Não dava vivas ao «Marxismo-Leninismo»?
Eu considerava-me marxista-leninista. Depois deixei de me considerar leninista e passei a considerar-me só marxista.
Isso foi em que altura?
Nos anos 48, 49, quando estava preso e a minha mãe, com o seu espírito prático, foi lá levar um tacho de metal com arroz, um arroz de bacalhau de que eu gostava, e disse aos polícias: «Embrulho isto num jornal para guardar o calor, não tirem o jornal, ou vejam agora que não está lá nada dentro». Era o jornal do dia, e então li o Diário de Notícias do dia em que, calcule você, o Caeiro da Mata assinou em nome de Portugal o Pacto do Atlântico. E eu disse: «Estou aqui a lutar pela liberdade, internado um mês na Penitenciária e os tipos da liberdade, da América, vão meter um regime fascista num pacto que é da defesa da liberdade? Estes tipos estão doidos, é uma traição completa!». Fiquei desiludido com aquilo mas, no dia seguinte de manhã, levantei-me logo bem disposto! Isso é que é a minha sorte, mas é genético, não sei a quem é que o devo.
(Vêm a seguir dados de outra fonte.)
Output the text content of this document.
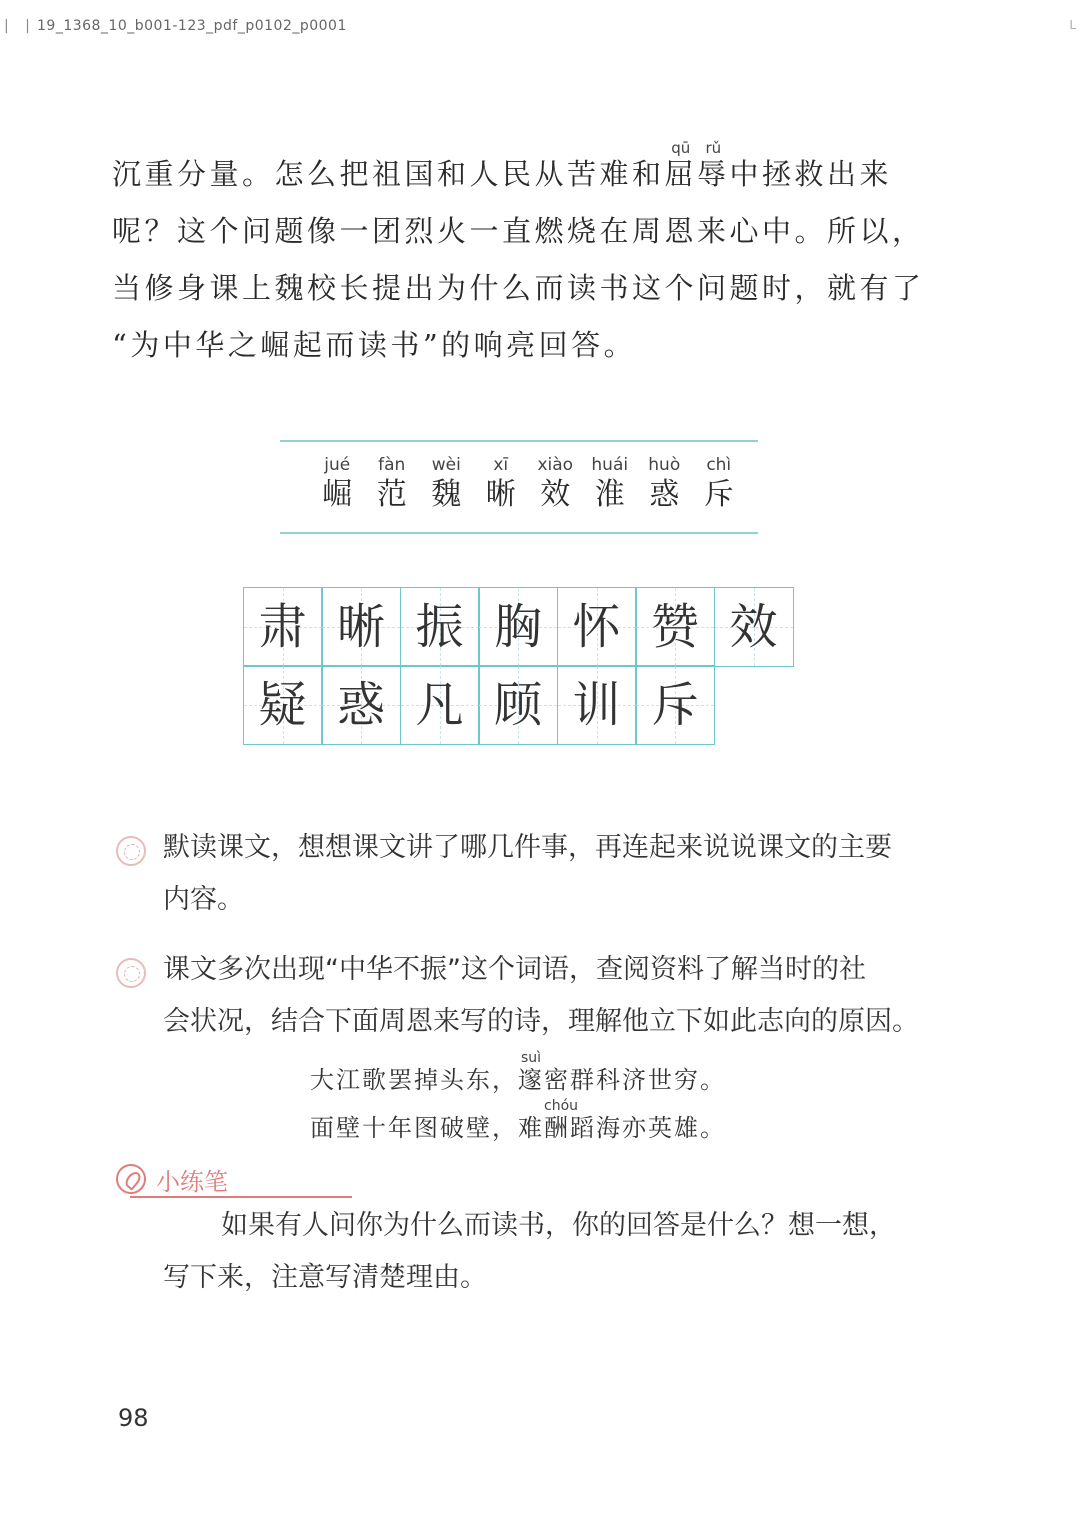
| | 19_1368_10_b001-123_pdf_p0102_p0001	L
沉重分量。怎么把祖国和人民从苦难和
qū
屈
rǔ
辱中拯救出来
呢？这个问题像一团烈火一直燃烧在周恩来心中。所以，
当修身课上魏校长提出为什么而读书这个问题时，就有了
“为中华之崛起而读书”的响亮回答。
jué
崛
fàn
范
wèi
魏
xī
晰
xiào
效
huái
淮
huò
惑
chì
斥
肃 晰 振 胸 怀 赞 效
疑 惑 凡 顾 训 斥
默读课文，想想课文讲了哪几件事，再连起来说说课文的主要
内容。
课文多次出现“中华不振”这个词语，查阅资料了解当时的社
会状况，结合下面周恩来写的诗，理解他立下如此志向的原因。
大江歌罢掉头东，
suì
邃密群科济世穷。
面壁十年图破壁，难
chóu
酬蹈海亦英雄。
小练笔
如果有人问你为什么而读书，你的回答是什么？想一想，
写下来，注意写清楚理由。
98
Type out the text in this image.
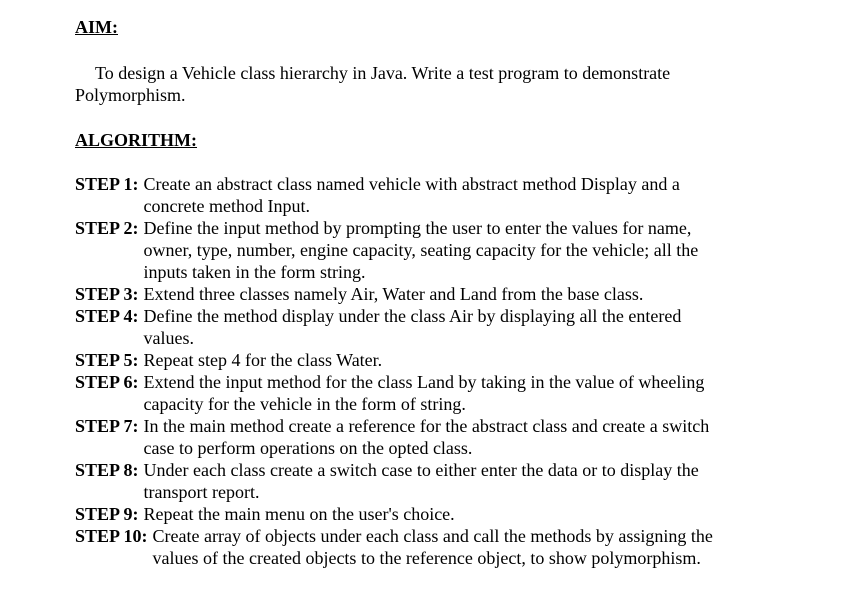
AIM:

To design a Vehicle class hierarchy in Java. Write a test program to demonstrate
Polymorphism.

ALGORITHM:
STEP 1: Create an abstract class named vehicle with abstract method Display and a
concrete method Input.
STEP 2: Define the input method by prompting the user to enter the values for name,
owner, type, number, engine capacity, seating capacity for the vehicle; all the
inputs taken in the form string.
STEP 3: Extend three classes namely Air, Water and Land from the base class.
STEP 4: Define the method display under the class Air by displaying all the entered
values.
STEP 5: Repeat step 4 for the class Water.
STEP 6: Extend the input method for the class Land by taking in the value of wheeling
capacity for the vehicle in the form of string.
STEP 7: In the main method create a reference for the abstract class and create a switch
case to perform operations on the opted class.
STEP 8: Under each class create a switch case to either enter the data or to display the
transport report.
STEP 9: Repeat the main menu on the user's choice.
STEP 10: Create array of objects under each class and call the methods by assigning the
values of the created objects to the reference object, to show polymorphism.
Quando é que passou a ser só marxista?
Deixo de ser marxista-leninista na altura do Norton de Matos, em 49. O que eu tenho é uma formação marxista, porque li os textos do Marx. Não li «O Capital», nunca, não se pode ler, não aguentei, ao fim de três páginas estava na mesma. Mas li o «Anti-Dühring», uma coisa horrível de ler, pior que a xaropada do Goethe. E fiz as leituras clássicas, li a cartilha, o Staline, o Lenine. Entrei na prisão e o Tito era um herói fantástico, quando saio da prisão, o Partido Comunista manda dizer que o Tito era um traidor e estava ao serviço da CIA. Não aceitei!, «Bem, com estes tipos não posso entender-me, não faz muito sentido». Então, comecei a ler o Trotski. Nunca fui trotskista, embora o Trotski me tivesse impressionado muito porque era um grande escritor, as memórias são um livro extraordinário.
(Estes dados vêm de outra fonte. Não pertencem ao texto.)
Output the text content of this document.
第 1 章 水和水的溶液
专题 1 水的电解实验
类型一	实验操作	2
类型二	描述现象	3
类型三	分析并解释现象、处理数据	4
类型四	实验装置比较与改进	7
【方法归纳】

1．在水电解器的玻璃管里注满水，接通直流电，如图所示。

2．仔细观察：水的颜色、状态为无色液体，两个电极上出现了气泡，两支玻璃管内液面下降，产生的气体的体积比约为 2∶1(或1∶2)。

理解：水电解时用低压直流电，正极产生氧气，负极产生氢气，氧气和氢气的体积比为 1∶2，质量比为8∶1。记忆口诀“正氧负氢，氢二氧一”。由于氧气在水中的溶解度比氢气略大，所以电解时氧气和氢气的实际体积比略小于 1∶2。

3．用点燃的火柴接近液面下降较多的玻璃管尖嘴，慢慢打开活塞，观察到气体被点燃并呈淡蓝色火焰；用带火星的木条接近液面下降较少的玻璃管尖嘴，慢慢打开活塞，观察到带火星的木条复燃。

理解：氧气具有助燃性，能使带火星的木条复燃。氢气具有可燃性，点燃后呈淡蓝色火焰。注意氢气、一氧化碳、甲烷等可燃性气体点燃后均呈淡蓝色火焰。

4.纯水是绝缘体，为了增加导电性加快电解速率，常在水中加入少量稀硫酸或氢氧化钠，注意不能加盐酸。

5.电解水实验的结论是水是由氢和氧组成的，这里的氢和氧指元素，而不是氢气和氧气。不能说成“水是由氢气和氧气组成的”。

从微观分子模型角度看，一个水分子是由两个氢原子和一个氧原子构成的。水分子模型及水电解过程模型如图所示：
Isso lê-se como um romance, como o Freud.
Pois lê, e eu sempre fui sensível à escrita. A partir daí fiquei um pouco solto, os meus amigos comunistas deixaram de falar comigo. Recebi cartas de amigos a dizer «Nós gostávamos de ti, tu eras assim, eras assado, mas agora que cortaste com o Partido Comunista, és, objectivamente, um traidor». É verdade que saí e que eles me expulsaram, as dois coisas são verdadeiras.
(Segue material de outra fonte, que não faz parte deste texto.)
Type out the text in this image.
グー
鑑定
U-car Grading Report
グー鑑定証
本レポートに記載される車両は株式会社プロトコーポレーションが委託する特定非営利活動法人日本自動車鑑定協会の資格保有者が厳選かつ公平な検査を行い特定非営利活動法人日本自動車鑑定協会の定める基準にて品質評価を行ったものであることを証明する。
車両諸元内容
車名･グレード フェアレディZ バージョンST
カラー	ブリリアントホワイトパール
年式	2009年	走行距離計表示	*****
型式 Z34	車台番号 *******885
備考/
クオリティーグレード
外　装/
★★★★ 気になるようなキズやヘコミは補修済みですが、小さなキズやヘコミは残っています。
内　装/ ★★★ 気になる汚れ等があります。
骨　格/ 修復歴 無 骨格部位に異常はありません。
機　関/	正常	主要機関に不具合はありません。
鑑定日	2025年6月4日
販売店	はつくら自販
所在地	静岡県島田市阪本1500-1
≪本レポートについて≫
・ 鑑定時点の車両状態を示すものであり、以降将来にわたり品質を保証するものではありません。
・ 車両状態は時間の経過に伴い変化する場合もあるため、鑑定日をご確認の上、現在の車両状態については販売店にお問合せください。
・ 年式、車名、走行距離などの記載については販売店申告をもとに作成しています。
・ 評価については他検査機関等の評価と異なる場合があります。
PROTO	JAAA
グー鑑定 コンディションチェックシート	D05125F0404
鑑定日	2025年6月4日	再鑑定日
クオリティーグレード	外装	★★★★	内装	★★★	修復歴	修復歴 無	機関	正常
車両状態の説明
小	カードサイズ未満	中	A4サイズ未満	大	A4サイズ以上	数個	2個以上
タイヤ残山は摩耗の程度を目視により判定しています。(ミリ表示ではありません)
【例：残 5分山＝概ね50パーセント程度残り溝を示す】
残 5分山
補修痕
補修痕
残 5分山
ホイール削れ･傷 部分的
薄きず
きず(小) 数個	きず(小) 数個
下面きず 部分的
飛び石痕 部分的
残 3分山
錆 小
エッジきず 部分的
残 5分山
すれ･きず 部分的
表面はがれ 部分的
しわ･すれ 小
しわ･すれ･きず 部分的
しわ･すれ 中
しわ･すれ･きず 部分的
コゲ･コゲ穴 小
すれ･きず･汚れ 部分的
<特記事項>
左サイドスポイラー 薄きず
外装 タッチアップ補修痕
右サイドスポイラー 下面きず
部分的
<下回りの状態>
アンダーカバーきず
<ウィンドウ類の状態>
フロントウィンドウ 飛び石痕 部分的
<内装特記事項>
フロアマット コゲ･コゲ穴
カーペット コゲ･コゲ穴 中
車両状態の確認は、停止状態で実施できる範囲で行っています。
Essas coisas doíam-lhe? Ou acordava bem disposto no dia seguinte, à mesma?
Não. Fizeram operações... Tentaram inclusivamente influenciar a minha mulher para se separar de mim. A minha mulher tinha muito prestígio nessa zona porque recitava poesia, era muito bem recebida nos círculos operários, era uma pessoa que o Partido Comunista utilizava muito para esse tipo de animação. Quando comecei a ser considerado traidor, tentar influenciá-la, fizeram diligências muito concretas, conversas muito sérias para dizer que ela não podia estar casada comigo.
Já era casada no papel ou era só namorada?
Já era casada. Eu casei no Aljube porque a minha mulher ficou grávida. A minha mulher engravidou na altura em que eu estava na campanha do Norton de Matos. Depois o meu filho estava para nascer e resolvi casar com a minha mulher.
Não era uma coisa mal vista?
Não era bem vista. Mas em minha casa não houve problema nenhum. O meu pai era generoso e aberto e eu disse: «Vem para cá a minha mulher, vou casar um dia destes», «Mas como é que vem para cá?», «Então, pai, vem para o meu quarto». Assim foi.
E as consciências católicas?
A minha mulher não era católica nessa altura. Ela converteu-se com o filho [acidente de aviação de João Soares, no qual este se salvou miraculosamente], muito mais tarde.
A sua mãe, o seu pai, estes professores, são as influências. Mas quem são, realmente os seus interlocutores? Parece-me evidente no seu percurso que são poucas as pessoas que estão à altura, aqueles que considera iguais.
Não, não. Sabe que sempre fui um aluno medíocre...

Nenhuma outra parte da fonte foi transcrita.